NMI watchdog: BUG: soft lockup errors after upgrading to OES2018 SP2

  • 7024996
  • 29-Jan-2021
  • 01-Feb-2021

Environment

Open Enterprise Server 2018 SP2 (OES 2018 SP2) Linux

Situation

There's a possibility that after upgrading an OES2018SP1 server to OES2018SP2 that the server will start generating errors such as this:
NMI watchdog: BUG: soft lockup - CPU#xx stuck for yys [process-name:pid],   such as this:
NMI watchdog: BUG: soft lockup - CPU#3 stuck for 22s! [novell-named:10700]

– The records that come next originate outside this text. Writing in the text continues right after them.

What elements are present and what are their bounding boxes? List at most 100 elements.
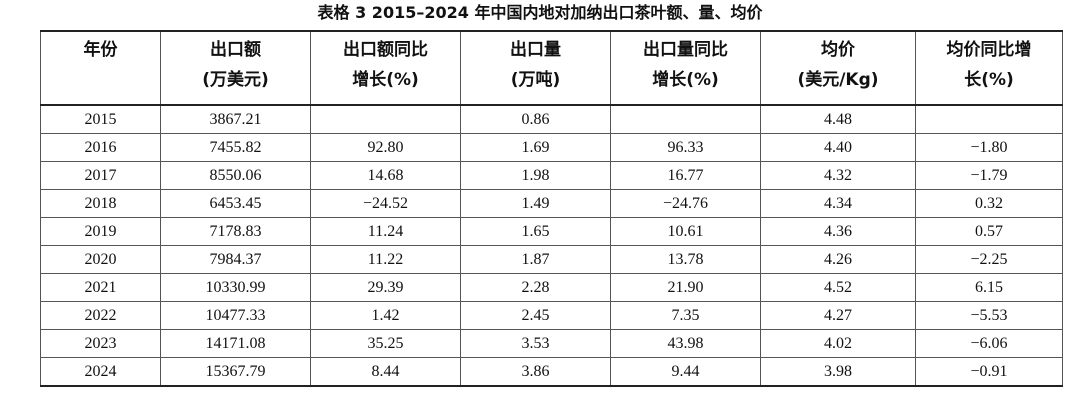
table-cell: 6.15	[915, 273, 1063, 302]
table-row: 2018 6453.45 −24.52 1.49 −24.76 4.34 0.32	[40, 189, 1063, 218]
table-cell: 1.69	[460, 133, 611, 162]
table-cell: 1.42	[310, 301, 461, 330]
header-cell: 出口量 (万吨)	[460, 30, 611, 106]
table-cell: 7178.83	[160, 217, 311, 246]
table-cell: 4.36	[760, 217, 916, 246]
header-cell: 出口额同比增长(%)	[310, 30, 461, 106]
header-text: 长(%)	[964, 70, 1014, 90]
table-cell: 13.78	[610, 245, 761, 274]
table-cell: 3.53	[460, 329, 611, 358]
table-row: 2015 3867.21 0.86 4.48	[40, 104, 1063, 134]
header-text: (万美元)	[202, 70, 269, 90]
table-cell: 2019	[40, 217, 161, 246]
table-cell: 2017	[40, 161, 161, 190]
table-cell: 4.26	[760, 245, 916, 274]
table-cell: 14171.08	[160, 329, 311, 358]
empty-cell	[610, 104, 761, 134]
table-cell: 10330.99	[160, 273, 311, 302]
table-cell: 7984.37	[160, 245, 311, 274]
table-cell: 35.25	[310, 329, 461, 358]
table-cell: −1.80	[915, 133, 1063, 162]
empty-cell	[915, 104, 1063, 134]
table-cell: 1.98	[460, 161, 611, 190]
table-cell: 96.33	[610, 133, 761, 162]
table-body: 2015 3867.21 0.86 4.48 2016 7455.82 92.80 1.69 9…	[40, 104, 1063, 387]
header-cell: 年份	[40, 30, 161, 106]
header-text: 年份	[83, 40, 118, 60]
table-cell: −2.25	[915, 245, 1063, 274]
table-cell: 7.35	[610, 301, 761, 330]
table-cell: 14.68	[310, 161, 461, 190]
empty-cell	[310, 104, 461, 134]
table-cell: −24.76	[610, 189, 761, 218]
table-cell: 11.24	[310, 217, 461, 246]
table-cell: 11.22	[310, 245, 461, 274]
header-text: 出口额	[210, 40, 261, 60]
table-cell: 15367.79	[160, 357, 311, 387]
header-cell: 出口量同比 增长(%)	[610, 30, 761, 106]
table-row: 2021 10330.99 29.39 2.28 21.90 4.52 6.15	[40, 273, 1063, 302]
table-head: 年份 出口额 (万美元) 出口额同比 增长(%) 出口量 (万吨) 出口量同比 增长(%) 均价 (…	[40, 30, 1063, 106]
table-cell: 8.44	[310, 357, 461, 387]
header-cell: 均价同比增长(%)	[915, 30, 1063, 106]
table-cell: 1.65	[460, 217, 611, 246]
table-cell: 16.77	[610, 161, 761, 190]
data-table: 年份 出口额 (万美元) 出口额同比 增长(%) 出口量 (万吨) 出口量同比 增长(%) 均价 (…	[40, 30, 1063, 387]
table-cell: 4.02	[760, 329, 916, 358]
table-cell: 6453.45	[160, 189, 311, 218]
table-row: 2019 7178.83 11.24 1.65 10.61 4.36 0.57	[40, 217, 1063, 246]
table-cell: −0.91	[915, 357, 1063, 387]
table-cell: 2023	[40, 329, 161, 358]
table-cell: 4.48	[760, 104, 916, 134]
table-cell: 3867.21	[160, 104, 311, 134]
table-cell: −24.52	[310, 189, 461, 218]
table-cell: 10.61	[610, 217, 761, 246]
table-cell: 3.86	[460, 357, 611, 387]
table-cell: 2.45	[460, 301, 611, 330]
table-cell: 10477.33	[160, 301, 311, 330]
table-cell: 2024	[40, 357, 161, 387]
table-cell: 2020	[40, 245, 161, 274]
header-row: 年份 出口额 (万美元) 出口额同比 增长(%) 出口量 (万吨) 出口量同比 增长(%) 均价 (…	[40, 30, 1063, 106]
table-cell: −1.79	[915, 161, 1063, 190]
header-cell: 出口额 (万美元)	[160, 30, 311, 106]
header-text: 出口额同比	[343, 40, 428, 60]
header-text: (美元/Kg)	[797, 70, 879, 90]
table-cell: 7455.82	[160, 133, 311, 162]
table-cell: 3.98	[760, 357, 916, 387]
table-title: 表格 3 2015–2024 年中国内地对加纳出口茶叶额、量、均价	[317, 3, 763, 22]
table-row: 2017 8550.06 14.68 1.98 16.77 4.32 −1.79	[40, 161, 1063, 190]
header-text: 出口量	[510, 40, 561, 60]
table-cell: 1.49	[460, 189, 611, 218]
table-row: 2020 7984.37 11.22 1.87 13.78 4.26 −2.25	[40, 245, 1063, 274]
table-cell: 8550.06	[160, 161, 311, 190]
table-cell: 4.34	[760, 189, 916, 218]
table-cell: 2015	[40, 104, 161, 134]
table-cell: 0.57	[915, 217, 1063, 246]
table-cell: 1.87	[460, 245, 611, 274]
header-text: 均价	[821, 40, 855, 60]
table-cell: −6.06	[915, 329, 1063, 358]
table-row: 2024 15367.79 8.44 3.86 9.44 3.98 −0.91	[40, 357, 1063, 387]
header-cell: 均价 (美元/Kg)	[760, 30, 916, 106]
table-cell: 29.39	[310, 273, 461, 302]
table-cell: 2016	[40, 133, 161, 162]
table-cell: 92.80	[310, 133, 461, 162]
header-text: 增长(%)	[652, 70, 719, 90]
table-cell: 9.44	[610, 357, 761, 387]
header-text: 增长(%)	[352, 70, 419, 90]
table-row: 2023 14171.08 35.25 3.53 43.98 4.02 −6.06	[40, 329, 1063, 358]
table-cell: 4.27	[760, 301, 916, 330]
table-cell: −5.53	[915, 301, 1063, 330]
table-cell: 4.40	[760, 133, 916, 162]
table-row: 2022 10477.33 1.42 2.45 7.35 4.27 −5.53	[40, 301, 1063, 330]
header-text: 均价同比增	[946, 40, 1032, 60]
table-cell: 2.28	[460, 273, 611, 302]
table-cell: 2018	[40, 189, 161, 218]
table-cell: 0.86	[460, 104, 611, 134]
table-cell: 4.32	[760, 161, 916, 190]
table-cell: 4.52	[760, 273, 916, 302]
table-cell: 2022	[40, 301, 161, 330]
table-cell: 43.98	[610, 329, 761, 358]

NOTE: in the example above - the cpu# and process will vary, if the condition listed here is reached, neither of these are actually related to the problem

If this condition is left untouched, it's possible that the server will hang requiring a hard reboot.



Resolution

An issue has been identified with the Trend Micro agent causing this to occur on OES2018SP2.  A test to see if this is the issue, and as a temporary work-around to the issue run the following two commands:
systemctl stop ds_agent.service
systemctl disable ds_agent.service

A reboot may be required to see this problem go away since the service listed in the error message may not properly recovery from the error.


Cause

Trend Micro is currently working on this issue, please reach out to them if the resolution eliminated the error messages.